The point here goes well beyond Russia. Ten days into the US government shutdown and a mere week before the October 17 debt ceiling deadline, bond markets are still treating the contretemps in Washington, DC, as a nonevent. US Treasury yields have barely moved since October 1. Neither have emerging market bonds, as reflected in the widely held iShares JPMorgan USD Emerging Markets Bond ETF (NYSEARCA:EMB). The financial world, in other words, still trusts in the fairy tale ending. Never mind that the lunatic, default-is-no-big-deal, Republican fringe is commanding increasing air time. The sane majority will somehow rally itself over the next few days, restoring America as the best credit on Earth and the best hope for future global peace and prosperity.

But can we really get off so cheaply this time? Even assuming that the immediate crisis is resolved, this bitter confrontation would seem to have buried the last ghost of a chance that Barack Obama's second term would see a serious attempt at a fiscal "grand bargain," some concerted attempt to map out America's financial future on a sustainable basis. The headliners in Washington are already machinating with both the 2014 mid-term and 2016 presidential elections in mind.

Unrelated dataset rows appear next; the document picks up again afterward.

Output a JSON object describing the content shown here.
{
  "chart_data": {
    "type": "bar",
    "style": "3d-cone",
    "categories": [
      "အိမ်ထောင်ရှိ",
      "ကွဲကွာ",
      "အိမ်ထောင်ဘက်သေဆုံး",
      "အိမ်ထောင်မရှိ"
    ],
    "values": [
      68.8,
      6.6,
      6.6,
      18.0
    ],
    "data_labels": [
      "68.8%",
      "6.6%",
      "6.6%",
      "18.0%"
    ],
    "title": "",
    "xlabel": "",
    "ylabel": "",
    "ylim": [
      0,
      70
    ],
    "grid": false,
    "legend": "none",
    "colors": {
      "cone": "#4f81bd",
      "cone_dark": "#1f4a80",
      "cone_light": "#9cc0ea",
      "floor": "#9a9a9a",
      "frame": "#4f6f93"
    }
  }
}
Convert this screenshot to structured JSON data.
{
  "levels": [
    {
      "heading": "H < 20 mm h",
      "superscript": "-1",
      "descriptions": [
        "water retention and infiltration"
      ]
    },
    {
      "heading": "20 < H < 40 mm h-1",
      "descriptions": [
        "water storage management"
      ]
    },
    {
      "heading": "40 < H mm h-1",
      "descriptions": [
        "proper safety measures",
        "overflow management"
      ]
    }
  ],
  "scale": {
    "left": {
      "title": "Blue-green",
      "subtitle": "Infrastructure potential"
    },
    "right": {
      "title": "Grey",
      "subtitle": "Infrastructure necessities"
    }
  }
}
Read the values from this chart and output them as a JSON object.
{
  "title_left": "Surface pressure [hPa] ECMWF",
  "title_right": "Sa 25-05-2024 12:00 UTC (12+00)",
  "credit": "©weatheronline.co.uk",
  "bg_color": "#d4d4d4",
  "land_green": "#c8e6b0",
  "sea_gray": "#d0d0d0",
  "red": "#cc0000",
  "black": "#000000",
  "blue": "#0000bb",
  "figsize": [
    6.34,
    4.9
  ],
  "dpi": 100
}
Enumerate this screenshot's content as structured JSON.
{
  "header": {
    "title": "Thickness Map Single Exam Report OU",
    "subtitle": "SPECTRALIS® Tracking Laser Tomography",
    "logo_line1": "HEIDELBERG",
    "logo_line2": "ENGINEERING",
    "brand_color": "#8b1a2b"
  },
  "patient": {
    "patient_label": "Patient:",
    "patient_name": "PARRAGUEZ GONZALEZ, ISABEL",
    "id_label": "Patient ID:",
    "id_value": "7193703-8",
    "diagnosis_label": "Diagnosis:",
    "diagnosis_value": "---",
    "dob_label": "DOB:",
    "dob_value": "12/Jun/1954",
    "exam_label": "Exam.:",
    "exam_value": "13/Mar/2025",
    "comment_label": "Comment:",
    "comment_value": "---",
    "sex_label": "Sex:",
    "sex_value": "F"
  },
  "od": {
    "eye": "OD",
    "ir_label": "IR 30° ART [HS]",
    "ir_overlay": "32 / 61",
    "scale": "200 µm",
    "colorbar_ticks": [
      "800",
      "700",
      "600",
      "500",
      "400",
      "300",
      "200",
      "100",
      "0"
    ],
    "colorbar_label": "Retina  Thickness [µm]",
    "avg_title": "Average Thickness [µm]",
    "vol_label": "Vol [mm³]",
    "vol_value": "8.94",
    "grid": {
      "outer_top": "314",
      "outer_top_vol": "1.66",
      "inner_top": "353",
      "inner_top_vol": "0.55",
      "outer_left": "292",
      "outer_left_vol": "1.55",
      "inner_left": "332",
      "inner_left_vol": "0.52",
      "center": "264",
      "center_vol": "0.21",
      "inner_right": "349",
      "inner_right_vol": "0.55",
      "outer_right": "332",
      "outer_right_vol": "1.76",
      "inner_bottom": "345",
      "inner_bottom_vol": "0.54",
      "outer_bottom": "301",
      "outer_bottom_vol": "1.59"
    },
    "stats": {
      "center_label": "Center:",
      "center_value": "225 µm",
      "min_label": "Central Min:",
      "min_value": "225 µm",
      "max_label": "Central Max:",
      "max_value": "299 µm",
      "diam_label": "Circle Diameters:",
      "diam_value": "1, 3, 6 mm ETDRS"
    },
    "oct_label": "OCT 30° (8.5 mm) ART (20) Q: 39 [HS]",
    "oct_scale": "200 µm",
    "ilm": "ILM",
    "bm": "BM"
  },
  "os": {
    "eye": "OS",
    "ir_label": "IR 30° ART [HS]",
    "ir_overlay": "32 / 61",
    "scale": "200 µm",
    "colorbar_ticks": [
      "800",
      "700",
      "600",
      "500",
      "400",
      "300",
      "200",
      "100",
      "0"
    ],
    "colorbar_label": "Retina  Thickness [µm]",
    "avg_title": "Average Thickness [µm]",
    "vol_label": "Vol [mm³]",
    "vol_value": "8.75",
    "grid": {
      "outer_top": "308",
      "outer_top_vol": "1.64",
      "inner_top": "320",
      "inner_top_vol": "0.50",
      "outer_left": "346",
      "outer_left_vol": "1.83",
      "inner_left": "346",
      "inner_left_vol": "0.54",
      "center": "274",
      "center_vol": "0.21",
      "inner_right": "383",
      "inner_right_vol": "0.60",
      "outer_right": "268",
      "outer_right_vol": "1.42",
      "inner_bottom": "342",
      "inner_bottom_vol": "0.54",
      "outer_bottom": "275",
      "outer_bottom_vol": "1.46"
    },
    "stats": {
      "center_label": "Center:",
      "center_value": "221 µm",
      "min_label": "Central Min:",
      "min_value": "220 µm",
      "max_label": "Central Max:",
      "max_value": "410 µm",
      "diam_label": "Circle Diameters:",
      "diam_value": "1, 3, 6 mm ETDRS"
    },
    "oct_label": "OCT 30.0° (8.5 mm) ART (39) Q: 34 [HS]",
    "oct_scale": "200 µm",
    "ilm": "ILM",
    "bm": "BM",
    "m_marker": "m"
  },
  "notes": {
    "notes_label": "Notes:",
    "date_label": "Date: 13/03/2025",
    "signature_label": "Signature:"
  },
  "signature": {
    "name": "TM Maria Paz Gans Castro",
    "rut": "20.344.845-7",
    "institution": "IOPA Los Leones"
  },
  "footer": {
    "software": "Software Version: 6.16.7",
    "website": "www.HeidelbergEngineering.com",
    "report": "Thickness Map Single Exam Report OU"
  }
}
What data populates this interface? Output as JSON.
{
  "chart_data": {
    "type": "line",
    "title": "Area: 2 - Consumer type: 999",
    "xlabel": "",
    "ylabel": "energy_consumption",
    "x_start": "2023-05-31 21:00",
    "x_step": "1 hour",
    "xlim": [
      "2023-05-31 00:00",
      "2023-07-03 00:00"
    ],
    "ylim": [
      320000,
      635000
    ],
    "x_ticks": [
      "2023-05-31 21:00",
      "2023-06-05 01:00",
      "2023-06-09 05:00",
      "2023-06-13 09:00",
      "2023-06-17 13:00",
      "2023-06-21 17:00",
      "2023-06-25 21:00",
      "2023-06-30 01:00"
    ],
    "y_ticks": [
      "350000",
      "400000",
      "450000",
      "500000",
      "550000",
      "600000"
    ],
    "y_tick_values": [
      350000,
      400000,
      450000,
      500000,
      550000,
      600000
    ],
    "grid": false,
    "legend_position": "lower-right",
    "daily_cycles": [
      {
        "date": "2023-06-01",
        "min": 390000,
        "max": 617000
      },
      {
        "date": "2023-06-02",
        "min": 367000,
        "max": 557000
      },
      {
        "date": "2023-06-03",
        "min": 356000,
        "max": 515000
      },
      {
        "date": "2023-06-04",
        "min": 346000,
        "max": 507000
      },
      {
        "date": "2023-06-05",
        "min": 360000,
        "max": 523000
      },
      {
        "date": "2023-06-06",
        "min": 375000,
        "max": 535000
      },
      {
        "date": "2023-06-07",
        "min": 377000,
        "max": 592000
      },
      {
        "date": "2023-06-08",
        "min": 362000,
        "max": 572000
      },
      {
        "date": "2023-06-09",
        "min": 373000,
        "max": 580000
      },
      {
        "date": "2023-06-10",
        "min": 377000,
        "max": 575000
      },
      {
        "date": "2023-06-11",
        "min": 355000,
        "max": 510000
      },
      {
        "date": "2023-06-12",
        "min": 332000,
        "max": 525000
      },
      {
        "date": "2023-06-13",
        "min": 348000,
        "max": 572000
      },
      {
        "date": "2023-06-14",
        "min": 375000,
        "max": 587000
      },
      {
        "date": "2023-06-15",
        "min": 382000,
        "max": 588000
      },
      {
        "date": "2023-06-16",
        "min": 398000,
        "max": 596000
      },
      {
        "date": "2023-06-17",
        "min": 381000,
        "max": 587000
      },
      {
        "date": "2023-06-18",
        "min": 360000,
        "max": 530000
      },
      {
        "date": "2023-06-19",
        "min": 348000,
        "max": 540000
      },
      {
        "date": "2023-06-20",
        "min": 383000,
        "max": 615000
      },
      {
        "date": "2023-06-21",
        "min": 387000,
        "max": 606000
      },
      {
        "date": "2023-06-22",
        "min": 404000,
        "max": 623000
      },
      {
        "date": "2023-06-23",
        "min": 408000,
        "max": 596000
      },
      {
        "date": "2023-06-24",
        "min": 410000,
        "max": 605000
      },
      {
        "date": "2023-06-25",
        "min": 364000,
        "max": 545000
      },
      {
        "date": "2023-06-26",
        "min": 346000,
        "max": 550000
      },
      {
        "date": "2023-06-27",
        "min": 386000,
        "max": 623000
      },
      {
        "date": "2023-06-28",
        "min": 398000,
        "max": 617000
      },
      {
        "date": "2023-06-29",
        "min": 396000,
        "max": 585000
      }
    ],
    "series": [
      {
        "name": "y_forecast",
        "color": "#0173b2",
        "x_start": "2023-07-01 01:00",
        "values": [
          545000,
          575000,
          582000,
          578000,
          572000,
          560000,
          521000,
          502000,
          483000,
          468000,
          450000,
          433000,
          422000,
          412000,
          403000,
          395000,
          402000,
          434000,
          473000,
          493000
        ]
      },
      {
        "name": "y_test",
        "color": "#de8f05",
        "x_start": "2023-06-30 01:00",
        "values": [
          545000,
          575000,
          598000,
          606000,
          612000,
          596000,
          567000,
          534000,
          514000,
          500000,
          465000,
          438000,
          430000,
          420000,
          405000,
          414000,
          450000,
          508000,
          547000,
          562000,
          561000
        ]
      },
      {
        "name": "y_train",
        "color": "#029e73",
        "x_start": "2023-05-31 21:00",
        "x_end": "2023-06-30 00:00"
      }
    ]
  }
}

The best that can be expected from the bruising debt ceiling fight is that the US makes an eleventh-hour escape back to the status quo ante. And that is America increasingly playing the role of the world's spoiled brat, certain that the rest of humanity has no choice but to put up with and pay for its whims and tantrums.

The rest of humanity indeed does not, for the moment. But other nations far and wide are playing the role of disciplined kids from less pampered homes – working harder and demanding more of themselves to get ahead in the future. The US has already frittered away its lead in education and skills over the past generation, falling to end up no better than average in the latest survey from the Organization for Economic Cooperation and Development. Now the US is doing its best to tarnish its great achievements in governance. This latest tantrum will have costs, one way or another.